Yes, the withdrawal of the accumulated balance from a recognized PF triggers tax liability if the employee has not rendered continuous services for five years or more to the employer. While computing the continuous services of five years, the period of previous employment is also included, if the accumulated balance maintained with the old employer is transferred to the PF account of the new or current employer. We have assumed that your job with the previous company was your first job, or you had not transferred your PF balance with your earlier employer, if any, to the PF account. As the total years of service with the company is less than five years, withdrawal of accumulated PF balance will be taxable in the FY of withdrawal.
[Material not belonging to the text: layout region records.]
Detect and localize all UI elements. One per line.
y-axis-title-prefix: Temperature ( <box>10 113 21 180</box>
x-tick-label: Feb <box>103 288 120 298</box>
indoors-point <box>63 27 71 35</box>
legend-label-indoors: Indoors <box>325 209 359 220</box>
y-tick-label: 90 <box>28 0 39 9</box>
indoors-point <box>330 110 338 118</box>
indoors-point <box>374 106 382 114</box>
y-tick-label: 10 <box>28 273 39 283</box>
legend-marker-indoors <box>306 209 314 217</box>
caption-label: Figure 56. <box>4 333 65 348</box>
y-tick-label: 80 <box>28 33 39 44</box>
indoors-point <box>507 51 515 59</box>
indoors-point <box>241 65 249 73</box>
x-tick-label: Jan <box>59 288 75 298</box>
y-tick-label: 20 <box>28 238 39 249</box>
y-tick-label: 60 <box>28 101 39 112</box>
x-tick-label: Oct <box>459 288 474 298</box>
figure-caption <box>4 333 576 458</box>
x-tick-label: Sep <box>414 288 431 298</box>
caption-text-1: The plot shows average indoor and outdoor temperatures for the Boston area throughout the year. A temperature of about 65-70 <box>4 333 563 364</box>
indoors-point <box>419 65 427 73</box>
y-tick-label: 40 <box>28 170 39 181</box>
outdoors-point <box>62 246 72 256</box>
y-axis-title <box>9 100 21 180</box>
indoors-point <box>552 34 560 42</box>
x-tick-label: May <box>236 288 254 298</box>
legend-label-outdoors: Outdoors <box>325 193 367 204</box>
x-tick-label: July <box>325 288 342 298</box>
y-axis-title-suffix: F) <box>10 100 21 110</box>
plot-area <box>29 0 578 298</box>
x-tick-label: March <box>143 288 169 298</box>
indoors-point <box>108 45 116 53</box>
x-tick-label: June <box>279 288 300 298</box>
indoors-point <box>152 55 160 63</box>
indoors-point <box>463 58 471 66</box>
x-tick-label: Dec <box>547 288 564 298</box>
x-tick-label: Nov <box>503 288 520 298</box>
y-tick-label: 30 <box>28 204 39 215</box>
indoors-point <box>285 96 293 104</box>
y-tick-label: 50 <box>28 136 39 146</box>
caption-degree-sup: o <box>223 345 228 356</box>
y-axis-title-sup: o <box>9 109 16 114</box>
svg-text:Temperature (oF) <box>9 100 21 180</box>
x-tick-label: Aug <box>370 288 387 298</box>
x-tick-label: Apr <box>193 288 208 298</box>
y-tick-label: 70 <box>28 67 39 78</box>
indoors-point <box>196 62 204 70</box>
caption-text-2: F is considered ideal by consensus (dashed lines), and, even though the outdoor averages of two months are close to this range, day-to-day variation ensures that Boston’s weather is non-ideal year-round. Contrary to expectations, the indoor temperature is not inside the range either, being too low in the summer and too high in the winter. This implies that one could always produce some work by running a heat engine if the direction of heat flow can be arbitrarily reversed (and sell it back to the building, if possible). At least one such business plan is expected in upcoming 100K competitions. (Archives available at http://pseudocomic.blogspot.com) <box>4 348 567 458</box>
The total of employer’s contribution plus interest thereon will be taxed as salary. Further, the amount of tax benefit claimed under section 80C for your own contribution to the recognized PF shall be taxed. The interest on your own contribution shall be taxed as “income from other sources”.
The tax rate would depend on your applicable income slab in each of the FY(s) during which PF contributions were made. Further, surcharge and education cess, shall also be applicable for each of the FYs.
Accordingly, since the withdrawal of PF will be taxed at special rates (which relates to the tax rates applicable in each of the FY in which the initial contributions were made), you would be required to pay tax irrespective of the fact that your taxable income considering other income is below basic income exemption limit applicable for the FY of receipt of PF accumulations. However, you would be eligible to claim relief under section 89.
Accordingly, you would also be required to file the tax return reporting the withdrawal of PF, the taxes paid and the relief claimed.
If the employer maintains a private PF trust, the tax would have been deducted at source. In this case, you will receive the Form 16 issued by the PF trust depicting the taxable income and taxes deducted thereon. However, if the PF balance is maintained through Regional Provident Fund Commissioner, you may have to report the income yourself and pay taxes accordingly.
Further, withdrawal of the PF will be as per the provisions of the Employees’ Provident Funds and Miscellaneous Provisions Act, 1952, which requires you to have a cooling period of two months.